Multi-way Interacting Regression via Factorization Machines

This is a Python 2 implementation of MiFM algorithm for interaction discovery and prediction (M. Yurochkin, X. Nguyen, N. Vasiloglou to appear in NIPS 2017). Code written by Mikhail Yurochkin.

Overview

This is a demonstration of MiFM on Abalone data.

First compile cython code in cython folder. On Ubuntu run:

cython g_c_sampler.pyx
python setup.py build_ext --inplace

It implemets Gibbs sampling updates and prediction function

prediction/predict_f_all.py Python wrapper for Cython code to aggregate MCMC samples for prediction

py_scripts/train_f.py Python wrapper for Cython code to run Gibbs sampling

py_scripts/py_functions.py Gibbs sampling for hyperpriors and initialization

mifm_class.py Implements MiFM class; data preprocessing; posterior analysis of interactions

abalone_example.py downloads Abalone dataset and shows how to use MiFM and extract interactions

Implementation is designed to be used in the interactive mode (e.g. Python IDE like Spyder).

Usage guide

MiFM(K=5, J=50, it=700, lin_model=True, alpha=1., verbose=False, restart=5, restart_iter=50, thr=300, rate=25, ncores=1, use_mape=False)

Parameters:

K: rank of matrix of coefficients V

J: number of interactions (columns) in Z

it: number of Gibbs sampling iterations

lin_model: whether to include linear effects (w_1,...,w_D)
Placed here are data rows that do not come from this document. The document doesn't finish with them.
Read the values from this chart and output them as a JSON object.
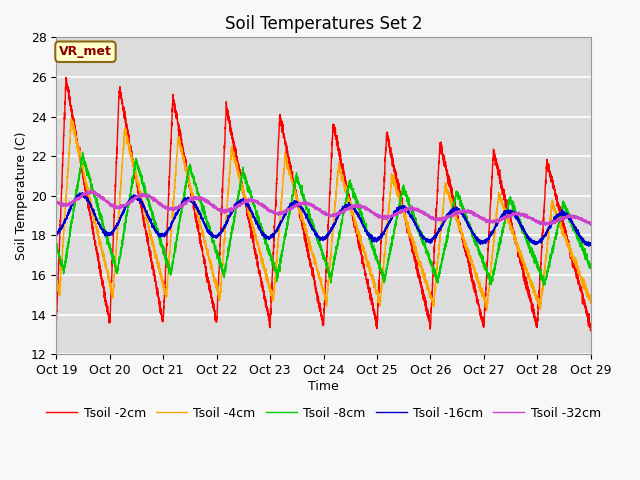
{
  "title": "Soil Temperatures Set 2",
  "xlabel": "Time",
  "ylabel": "Soil Temperature (C)",
  "ylim": [
    12,
    28
  ],
  "xlim_days": [
    0,
    10
  ],
  "xtick_positions": [
    0,
    1,
    2,
    3,
    4,
    5,
    6,
    7,
    8,
    9,
    10
  ],
  "xtick_labels": [
    "Oct 19",
    "Oct 20",
    "Oct 21",
    "Oct 22",
    "Oct 23",
    "Oct 24",
    "Oct 25",
    "Oct 26",
    "Oct 27",
    "Oct 28",
    "Oct 29"
  ],
  "ytick_positions": [
    12,
    14,
    16,
    18,
    20,
    22,
    24,
    26,
    28
  ],
  "legend_entries": [
    "Tsoil -2cm",
    "Tsoil -4cm",
    "Tsoil -8cm",
    "Tsoil -16cm",
    "Tsoil -32cm"
  ],
  "line_colors": [
    "#ff0000",
    "#ffa500",
    "#00cc00",
    "#0000cc",
    "#cc44cc"
  ],
  "annotation_text": "VR_met",
  "bg_color": "#dcdcdc",
  "fig_bg_color": "#f8f8f8",
  "grid_color": "#ffffff",
  "title_fontsize": 12,
  "axis_fontsize": 9,
  "legend_fontsize": 9
}
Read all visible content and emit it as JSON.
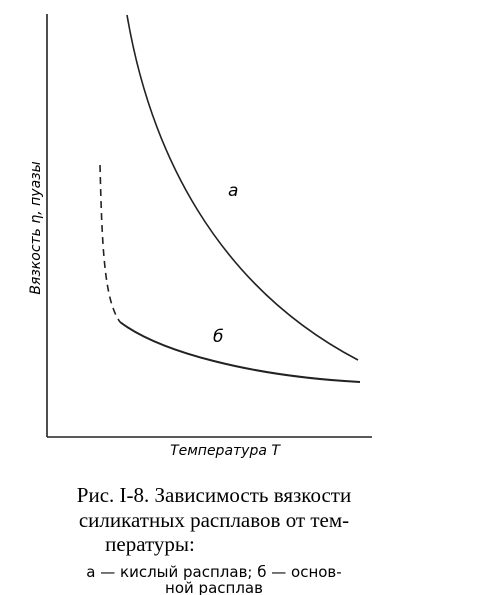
{
  "figure": {
    "y_axis_label": "Вязкость η, пуазы",
    "x_axis_label": "Температура Т",
    "curves": [
      {
        "label": "а"
      },
      {
        "label": "б"
      }
    ]
  },
  "caption": {
    "title_lines": [
      "Рис. I-8. Зависимость вязкости",
      "силикатных расплавов от тем-",
      "пературы:"
    ],
    "legend_lines": [
      "а — кислый расплав; б — основ-",
      "ной расплав"
    ]
  }
}
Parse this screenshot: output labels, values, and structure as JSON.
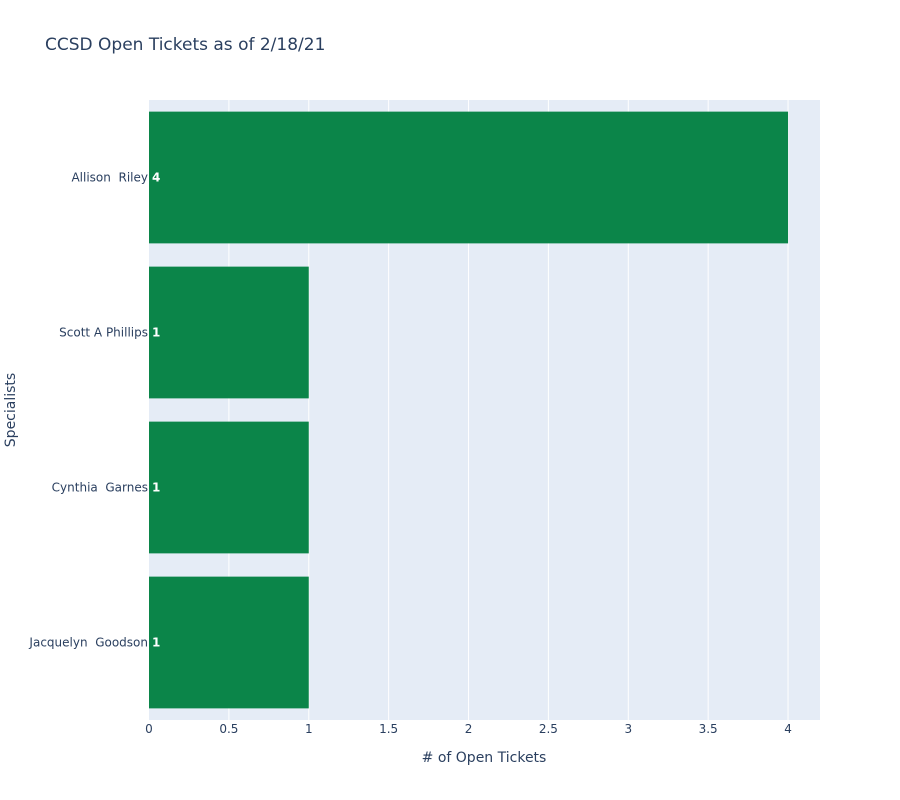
{
  "chart_data": {
    "type": "bar",
    "orientation": "horizontal",
    "title": "CCSD Open Tickets as of 2/18/21",
    "xlabel": "# of Open Tickets",
    "ylabel": "Specialists",
    "categories": [
      "Allison  Riley",
      "Scott A Phillips",
      "Cynthia  Garnes",
      "Jacquelyn  Goodson"
    ],
    "values": [
      4,
      1,
      1,
      1
    ],
    "value_labels": [
      "4",
      "1",
      "1",
      "1"
    ],
    "xlim": [
      0,
      4.2
    ],
    "x_ticks": [
      0,
      0.5,
      1,
      1.5,
      2,
      2.5,
      3,
      3.5,
      4
    ],
    "x_tick_labels": [
      "0",
      "0.5",
      "1",
      "1.5",
      "2",
      "2.5",
      "3",
      "3.5",
      "4"
    ],
    "bar_color": "#0b8549",
    "plot_background": "#e5ecf6",
    "grid": true
  }
}
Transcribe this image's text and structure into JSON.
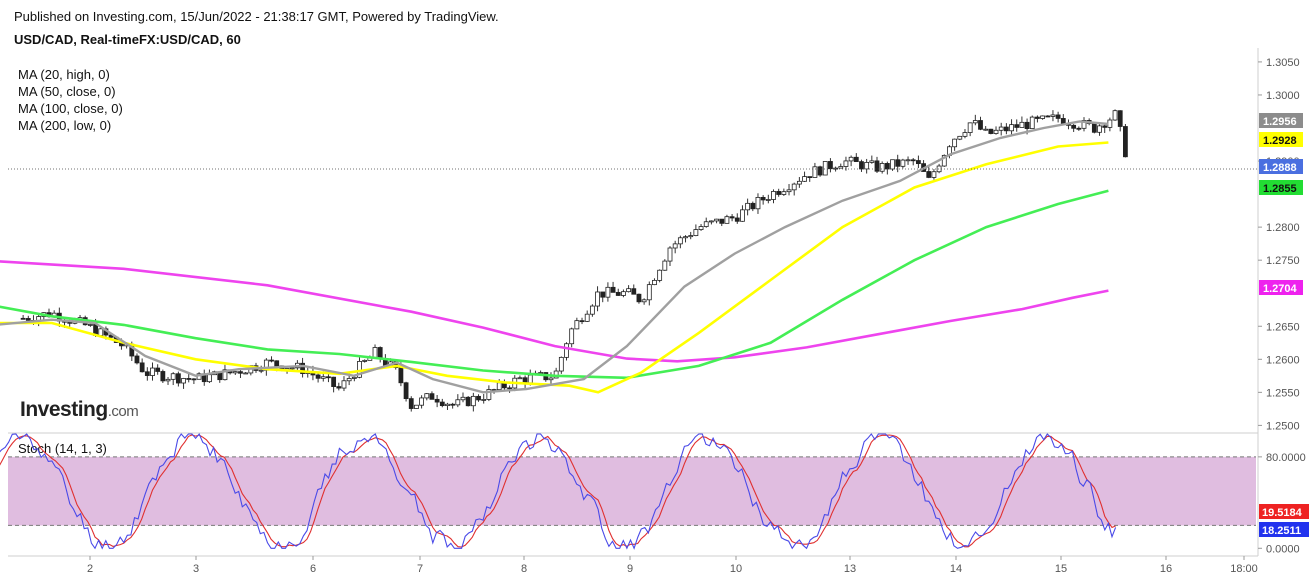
{
  "header": {
    "published": "Published on Investing.com, 15/Jun/2022 - 21:38:17 GMT, Powered by TradingView.",
    "symbol": "USD/CAD, Real-timeFX:USD/CAD, 60"
  },
  "watermark": {
    "brand": "Investing",
    "suffix": ".com"
  },
  "colors": {
    "ma20": "#a0a0a0",
    "ma50": "#ffff00",
    "ma100": "#44ee55",
    "ma200": "#ee44ee",
    "candle_up": "#2e8b57",
    "candle_down": "#e03030",
    "stoch_k": "#4a4ae8",
    "stoch_d": "#e03030",
    "stoch_band": "#e0bde0",
    "last_price": "#4a6fe0"
  },
  "chart_data": [
    {
      "type": "line",
      "subtype": "candlestick",
      "title": "USD/CAD, Real-timeFX:USD/CAD, 60",
      "y_axis": {
        "ticks": [
          1.25,
          1.255,
          1.26,
          1.265,
          1.275,
          1.28,
          1.29,
          1.3,
          1.305
        ],
        "range": [
          1.249,
          1.3065
        ],
        "position": "right"
      },
      "x_axis": {
        "ticks": [
          "2",
          "3",
          "6",
          "7",
          "8",
          "9",
          "10",
          "13",
          "14",
          "15",
          "16",
          "18:00"
        ]
      },
      "price_labels": [
        {
          "value": "1.2956",
          "series": "MA (20, high, 0)"
        },
        {
          "value": "1.2928",
          "series": "MA (50, close, 0)"
        },
        {
          "value": "1.2888",
          "series": "last"
        },
        {
          "value": "1.2855",
          "series": "MA (100, close, 0)"
        },
        {
          "value": "1.2704",
          "series": "MA (200, low, 0)"
        }
      ],
      "price_path": {
        "x": [
          0,
          0.5,
          1,
          1.5,
          2,
          2.3,
          2.6,
          3,
          3.5,
          4,
          4.5,
          5,
          5.2,
          5.5,
          5.8,
          6,
          6.3,
          6.6,
          7,
          7.5,
          8,
          8.2,
          8.6,
          9,
          9.2,
          9.6,
          10,
          10.5,
          11,
          11.5,
          12,
          12.5,
          13,
          13.2,
          13.5,
          13.8,
          14,
          14.5,
          15,
          15.5,
          15.8,
          16
        ],
        "close": [
          1.265,
          1.266,
          1.267,
          1.265,
          1.262,
          1.258,
          1.2575,
          1.257,
          1.258,
          1.2595,
          1.2585,
          1.2555,
          1.258,
          1.261,
          1.258,
          1.253,
          1.2545,
          1.253,
          1.2545,
          1.257,
          1.2575,
          1.264,
          1.27,
          1.27,
          1.269,
          1.277,
          1.28,
          1.2815,
          1.285,
          1.288,
          1.29,
          1.289,
          1.29,
          1.287,
          1.293,
          1.296,
          1.294,
          1.2955,
          1.2965,
          1.295,
          1.297,
          1.2888
        ]
      },
      "series": [
        {
          "name": "MA (20, high, 0)",
          "last": 1.2956
        },
        {
          "name": "MA (50, close, 0)",
          "last": 1.2928
        },
        {
          "name": "MA (100, close, 0)",
          "last": 1.2855
        },
        {
          "name": "MA (200, low, 0)",
          "last": 1.2704
        }
      ],
      "grid": false,
      "legend_position": "top-left"
    },
    {
      "type": "line",
      "title": "Stoch (14, 1, 3)",
      "y_axis": {
        "ticks": [
          0.0,
          80.0
        ],
        "range": [
          -5,
          100
        ],
        "position": "right"
      },
      "levels": [
        20,
        80
      ],
      "price_labels": [
        {
          "value": "19.5184",
          "series": "%D"
        },
        {
          "value": "18.2511",
          "series": "%K"
        }
      ],
      "series": [
        {
          "name": "%K",
          "last": 18.2511
        },
        {
          "name": "%D",
          "last": 19.5184
        }
      ],
      "grid": false
    }
  ],
  "ui": {
    "ma_legend": [
      "MA (20, high, 0)",
      "MA (50, close, 0)",
      "MA (100, close, 0)",
      "MA (200, low, 0)"
    ],
    "stoch_label": "Stoch (14, 1, 3)"
  }
}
alpha: FFM_alpha parameter. Smaller values encourage deeper interactions

verbose: whether to print intermediate RMSE train scores

restart and restart_iter: how many initializations to try with restart_iter iterations each. Then best initialization based on training RMSE is used for fitting

ncores: how many cores to use for initialization with restarts

use_mape: whether to use AMAPE instead of RMSE to select best initialization

thr: number of MCMC iterations after which samples are collected (i.e. burn-in)
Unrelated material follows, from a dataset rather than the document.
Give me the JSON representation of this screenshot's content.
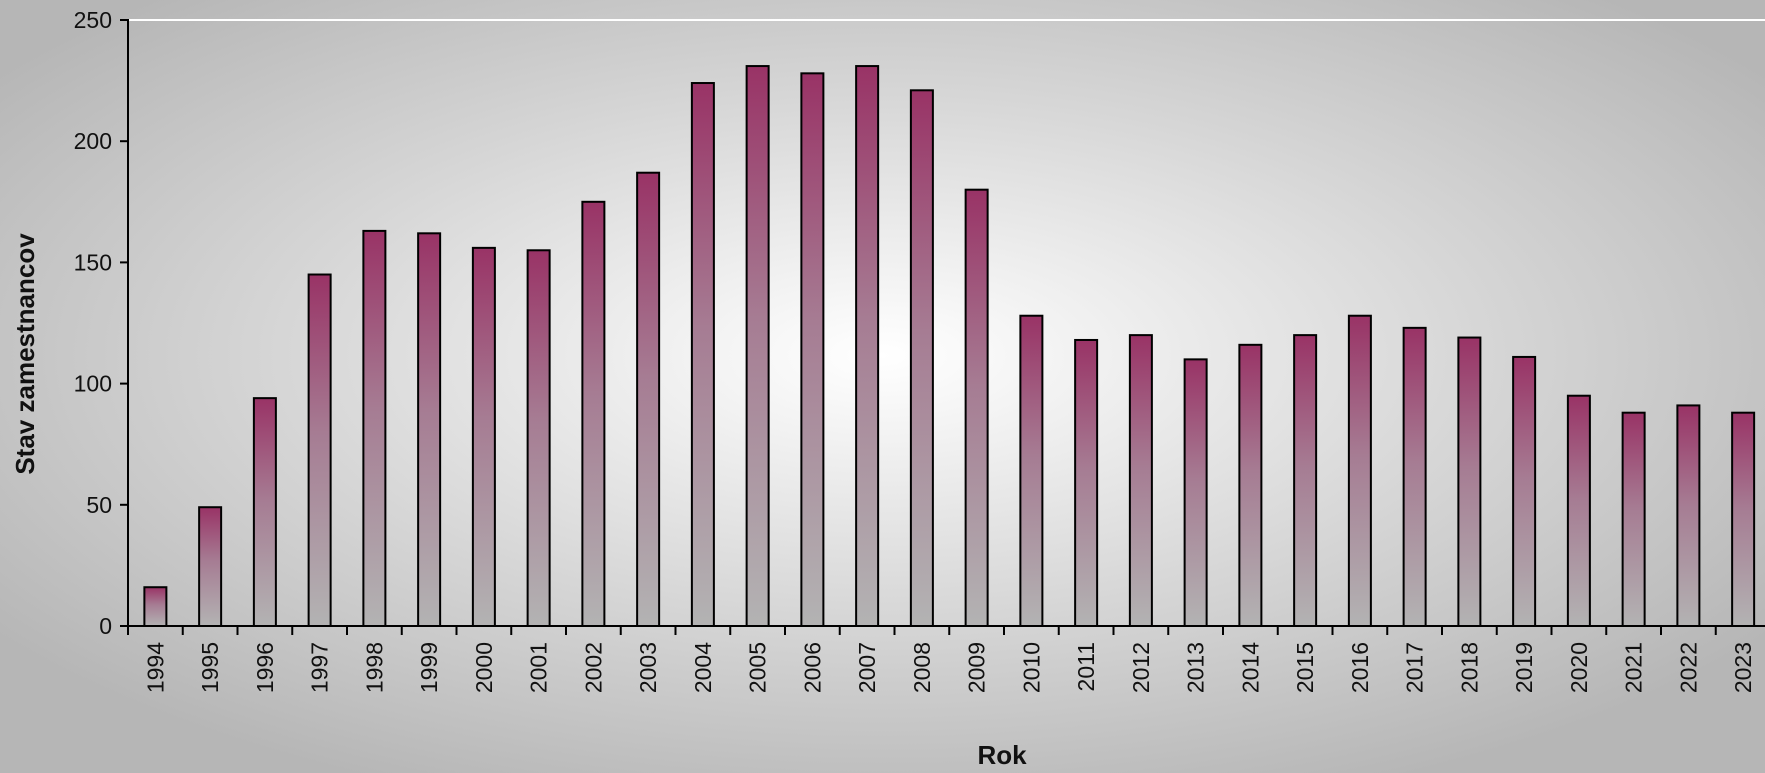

rate: each rate iteration is saved

Methods:

fit(X, y, cat_to_v, v_to_cat)

X: training data after one-hot encoding

y: response

cat_to_v: list of category to value after one-hot encoding (see example with Abalone data)

v_to_cat: dictionary of category to values before one-hot encoding (see example with Abalone data)

Returns list of MCMC samples. Each sample is a list [bias, linear coefficients, V, Z]

predict(self, X)

Note: can only be used on fitted object. Returns predicted values for testing data X using Monte Carlo estimator of the mean response.

score(self, X, y)

Makes predictions and computes RMSE or AMAPE